RISA hanya bisa diam dan melihat, sejak Alva masuk ke kamar kos-kosannya dan mulai berlaku seenak jidat. Mulai dari membuka kulkas dan memasukkan semua buah yang Alva bawa saat datang ke sana. Lalu, membuka lemari pakaian yang berisi pakaian dan beberapa alat masak yang Risa sembunyikan untuk mengecek apa saja yang ada di dalam. Dan yang terakhir, pria itu dengan santainya merebahkan tubuhnya tanpa beban di ranjang single milik Risa.
Risa sempat takut saat mengetahui Alva-lah yang mengetuk pintu kamarnya beberapa saat lalu. Terlebih saat pria itu memaksa untuk masuk ke dalam kamarnya. Dia sempat berpikir, Alva ingin mereka melakukannya lagi di sini. Namun, dugaannya sirna begitu Alva hanya melihat-lihat saja lalu rebahan di ranjang singlenya sambil tertawa pelan.
"Tempat lo kecil, tapi nyaman. Gue boleh nggak ikutan tinggal di sini sama lo?" tanya Alva sambil melirik Risa yang masih mematung di tempat semula.
Risa menarik napas panjang, kemudian menjelaskan secara perlahan, "Kos ini khusus buat perempuan. Kalau lo emang mau ngekos, lo bisa nyari kos-kosan lain di luar sana."
Alva berdecak sebal. "Ngapain gue ngekos di tempat lain, kalau nggak ada lo di dalamnya?"
Risa mengernyitkan dahi. "Maksudnya gimana?"
"Iya ... buat apa gue ngekos di tempat lain, kalau lo nggak ada di sana, Risa? Kita nggak akan bisa ngapa-ngapain kalau nggak bersama-sama, iya, kan?" Alva mengedipkan sebelah matanya yang lantas membuat Risa memalingkan muka.
Perempuan itu berjalan mendekati lemari es kecil miliknya, lalu mengambil sebuah sendok yang tadi dia letakkan di freezer. Kemudian, dia menempelkan sendok dingin itu ke bekas-bekas ciuman yang Alva tinggalkan semalam.
"Lo lagi ngapain?" tanya Alva dengan dahi mengernyit.
Dia heran melihat Risa memakai kaus turtleneck panjang siang-siang begini. Namun, lebih mengherankan lagi saat melihat perempuan itu meletakkan sendok dingin itu ke kulit lehernya yang sejak tadi tertutupi kerah kaus panjangnya.
"Ngilangin tanda yang lo bikin," jawab Risa pendek tanpa berbalik.
Alva turun dari ranjang dan mulai mendekati Risa dengan rasa khawatir. "Kenapa mau dihilangin? Nggak sakit, kan?"
"Enggak sakit, cuma bikin gue malu aja." Risa menatapnya dengan wajah sebal. "Gue nggak mungkin ngantor dengan keadaan leher kayak gini, kan?"

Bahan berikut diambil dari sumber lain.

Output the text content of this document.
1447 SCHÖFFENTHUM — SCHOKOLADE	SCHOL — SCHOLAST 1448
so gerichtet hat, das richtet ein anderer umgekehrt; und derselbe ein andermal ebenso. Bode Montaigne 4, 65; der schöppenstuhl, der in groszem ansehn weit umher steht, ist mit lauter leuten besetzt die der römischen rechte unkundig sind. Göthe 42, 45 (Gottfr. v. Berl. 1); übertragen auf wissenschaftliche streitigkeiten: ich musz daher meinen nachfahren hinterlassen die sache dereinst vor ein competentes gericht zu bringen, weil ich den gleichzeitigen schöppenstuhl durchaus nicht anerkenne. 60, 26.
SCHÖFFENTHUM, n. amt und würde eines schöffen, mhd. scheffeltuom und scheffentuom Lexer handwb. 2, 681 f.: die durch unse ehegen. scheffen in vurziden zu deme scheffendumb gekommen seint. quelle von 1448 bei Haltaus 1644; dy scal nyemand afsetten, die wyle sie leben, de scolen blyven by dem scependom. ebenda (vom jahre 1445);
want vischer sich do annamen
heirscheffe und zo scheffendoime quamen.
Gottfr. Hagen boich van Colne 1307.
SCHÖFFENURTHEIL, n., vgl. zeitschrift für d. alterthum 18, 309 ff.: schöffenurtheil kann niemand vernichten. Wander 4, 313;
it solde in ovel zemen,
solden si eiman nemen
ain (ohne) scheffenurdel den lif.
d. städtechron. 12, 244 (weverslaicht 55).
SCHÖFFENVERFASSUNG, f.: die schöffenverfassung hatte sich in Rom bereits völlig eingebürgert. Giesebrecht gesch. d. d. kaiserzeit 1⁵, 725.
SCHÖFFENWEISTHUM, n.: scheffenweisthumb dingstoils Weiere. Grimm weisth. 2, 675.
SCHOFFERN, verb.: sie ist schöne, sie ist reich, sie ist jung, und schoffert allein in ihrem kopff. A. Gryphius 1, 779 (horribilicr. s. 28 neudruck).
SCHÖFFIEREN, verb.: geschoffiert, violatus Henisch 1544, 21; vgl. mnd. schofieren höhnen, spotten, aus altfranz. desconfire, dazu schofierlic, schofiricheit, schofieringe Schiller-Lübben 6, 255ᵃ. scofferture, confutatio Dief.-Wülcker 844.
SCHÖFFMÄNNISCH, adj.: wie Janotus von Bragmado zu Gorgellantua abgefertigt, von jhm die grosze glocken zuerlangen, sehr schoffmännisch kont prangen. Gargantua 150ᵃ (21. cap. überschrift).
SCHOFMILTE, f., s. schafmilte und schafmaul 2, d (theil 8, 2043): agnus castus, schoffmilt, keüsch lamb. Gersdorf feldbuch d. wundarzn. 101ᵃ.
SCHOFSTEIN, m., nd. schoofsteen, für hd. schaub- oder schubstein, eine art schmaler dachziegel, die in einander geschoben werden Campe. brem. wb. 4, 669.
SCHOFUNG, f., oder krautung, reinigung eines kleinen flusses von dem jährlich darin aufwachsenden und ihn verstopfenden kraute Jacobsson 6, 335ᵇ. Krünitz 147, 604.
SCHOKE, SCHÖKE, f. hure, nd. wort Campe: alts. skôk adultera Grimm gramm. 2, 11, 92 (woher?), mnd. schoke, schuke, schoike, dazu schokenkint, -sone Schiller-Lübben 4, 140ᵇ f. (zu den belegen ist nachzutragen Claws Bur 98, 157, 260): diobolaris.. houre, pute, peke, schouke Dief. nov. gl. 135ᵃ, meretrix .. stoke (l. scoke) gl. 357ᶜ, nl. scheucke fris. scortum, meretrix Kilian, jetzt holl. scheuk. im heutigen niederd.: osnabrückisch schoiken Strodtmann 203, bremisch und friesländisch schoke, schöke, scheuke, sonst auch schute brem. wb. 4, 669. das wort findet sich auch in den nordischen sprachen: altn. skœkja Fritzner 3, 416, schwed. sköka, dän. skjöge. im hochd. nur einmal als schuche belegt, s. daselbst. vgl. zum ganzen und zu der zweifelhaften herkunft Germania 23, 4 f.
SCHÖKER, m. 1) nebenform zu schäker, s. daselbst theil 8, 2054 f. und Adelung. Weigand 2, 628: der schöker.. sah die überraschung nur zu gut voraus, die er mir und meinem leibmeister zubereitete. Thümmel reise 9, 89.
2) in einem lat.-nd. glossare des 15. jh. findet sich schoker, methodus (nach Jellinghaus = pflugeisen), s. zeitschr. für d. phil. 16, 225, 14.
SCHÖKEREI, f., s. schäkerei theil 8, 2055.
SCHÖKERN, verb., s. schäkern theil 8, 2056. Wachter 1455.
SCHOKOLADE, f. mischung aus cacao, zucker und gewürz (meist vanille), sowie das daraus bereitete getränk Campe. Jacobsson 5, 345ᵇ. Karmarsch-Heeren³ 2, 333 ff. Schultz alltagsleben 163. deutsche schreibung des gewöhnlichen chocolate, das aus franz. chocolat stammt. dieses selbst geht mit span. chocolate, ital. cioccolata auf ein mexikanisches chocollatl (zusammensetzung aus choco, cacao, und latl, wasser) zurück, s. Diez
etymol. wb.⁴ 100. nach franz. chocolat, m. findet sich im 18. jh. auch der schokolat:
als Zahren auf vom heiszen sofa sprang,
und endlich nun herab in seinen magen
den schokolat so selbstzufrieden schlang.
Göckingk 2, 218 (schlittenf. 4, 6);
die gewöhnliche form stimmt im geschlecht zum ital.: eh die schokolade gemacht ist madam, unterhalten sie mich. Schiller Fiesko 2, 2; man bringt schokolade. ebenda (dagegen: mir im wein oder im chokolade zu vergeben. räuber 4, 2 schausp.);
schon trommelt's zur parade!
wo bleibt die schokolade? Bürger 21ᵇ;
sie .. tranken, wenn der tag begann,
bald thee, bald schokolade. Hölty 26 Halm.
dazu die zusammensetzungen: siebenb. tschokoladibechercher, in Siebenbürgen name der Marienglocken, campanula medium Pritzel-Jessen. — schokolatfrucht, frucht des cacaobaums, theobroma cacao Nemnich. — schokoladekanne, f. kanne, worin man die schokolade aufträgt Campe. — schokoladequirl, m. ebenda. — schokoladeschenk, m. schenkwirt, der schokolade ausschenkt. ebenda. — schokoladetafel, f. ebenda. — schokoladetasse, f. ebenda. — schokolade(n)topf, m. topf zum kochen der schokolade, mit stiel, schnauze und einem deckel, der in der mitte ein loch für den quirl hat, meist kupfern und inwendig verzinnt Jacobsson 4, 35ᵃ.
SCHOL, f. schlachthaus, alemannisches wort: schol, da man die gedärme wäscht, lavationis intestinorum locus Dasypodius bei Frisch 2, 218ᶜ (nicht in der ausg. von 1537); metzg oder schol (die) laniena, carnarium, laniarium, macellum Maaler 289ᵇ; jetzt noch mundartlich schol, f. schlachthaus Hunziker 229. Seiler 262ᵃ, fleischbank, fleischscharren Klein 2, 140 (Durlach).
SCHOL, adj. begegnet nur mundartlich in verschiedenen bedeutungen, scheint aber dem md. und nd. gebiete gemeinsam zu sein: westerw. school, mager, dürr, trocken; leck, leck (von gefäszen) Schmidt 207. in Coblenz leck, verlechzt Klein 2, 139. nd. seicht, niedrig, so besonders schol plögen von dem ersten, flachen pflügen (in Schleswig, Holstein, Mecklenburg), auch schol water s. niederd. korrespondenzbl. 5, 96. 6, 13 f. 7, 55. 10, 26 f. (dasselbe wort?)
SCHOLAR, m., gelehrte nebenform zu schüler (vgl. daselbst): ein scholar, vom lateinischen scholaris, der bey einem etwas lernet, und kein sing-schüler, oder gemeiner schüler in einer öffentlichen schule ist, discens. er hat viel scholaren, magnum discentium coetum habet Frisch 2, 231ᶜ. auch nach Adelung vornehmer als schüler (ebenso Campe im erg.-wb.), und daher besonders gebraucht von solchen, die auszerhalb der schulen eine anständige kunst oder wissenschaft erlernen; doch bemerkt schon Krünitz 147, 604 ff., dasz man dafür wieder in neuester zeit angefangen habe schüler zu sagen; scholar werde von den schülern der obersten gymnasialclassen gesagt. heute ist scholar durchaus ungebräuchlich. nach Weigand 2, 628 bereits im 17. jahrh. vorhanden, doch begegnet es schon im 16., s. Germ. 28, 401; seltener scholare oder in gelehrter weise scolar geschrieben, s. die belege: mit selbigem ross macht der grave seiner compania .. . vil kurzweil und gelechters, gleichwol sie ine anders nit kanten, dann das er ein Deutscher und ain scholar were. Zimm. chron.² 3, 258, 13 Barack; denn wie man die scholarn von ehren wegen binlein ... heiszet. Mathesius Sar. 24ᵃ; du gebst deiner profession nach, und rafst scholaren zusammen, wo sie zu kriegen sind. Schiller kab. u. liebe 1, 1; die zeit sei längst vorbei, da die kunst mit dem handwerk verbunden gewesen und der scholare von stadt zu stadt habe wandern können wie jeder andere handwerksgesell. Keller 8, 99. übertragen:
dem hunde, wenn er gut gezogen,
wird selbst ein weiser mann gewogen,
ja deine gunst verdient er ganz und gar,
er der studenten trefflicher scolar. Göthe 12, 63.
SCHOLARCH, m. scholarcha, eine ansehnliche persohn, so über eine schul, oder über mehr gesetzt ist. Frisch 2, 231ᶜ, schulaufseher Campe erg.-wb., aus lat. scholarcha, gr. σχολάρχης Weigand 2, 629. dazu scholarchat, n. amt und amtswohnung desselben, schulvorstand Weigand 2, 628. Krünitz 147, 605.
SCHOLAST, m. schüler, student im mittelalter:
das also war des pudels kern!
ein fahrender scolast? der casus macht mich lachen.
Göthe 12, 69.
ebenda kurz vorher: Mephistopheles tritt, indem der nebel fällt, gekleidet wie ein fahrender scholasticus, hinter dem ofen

"Nggak masalah, kan? Lo tinggal bilang sama orang-orang yang nanya, kalau bekas itu hadiah dari kekasih yang paling lo sayangi di luar sana."
Alva menyeringai, kalau Risa melakukannya maka itu berarti dia mengakui Alva sebagai kekasihnya yang lebih dia sayangi daripada Alan berengsek di seberang sana.
"Kekasih gue ada di luar kota," jawab Risa pendek sembari memutar bola matanya bosan.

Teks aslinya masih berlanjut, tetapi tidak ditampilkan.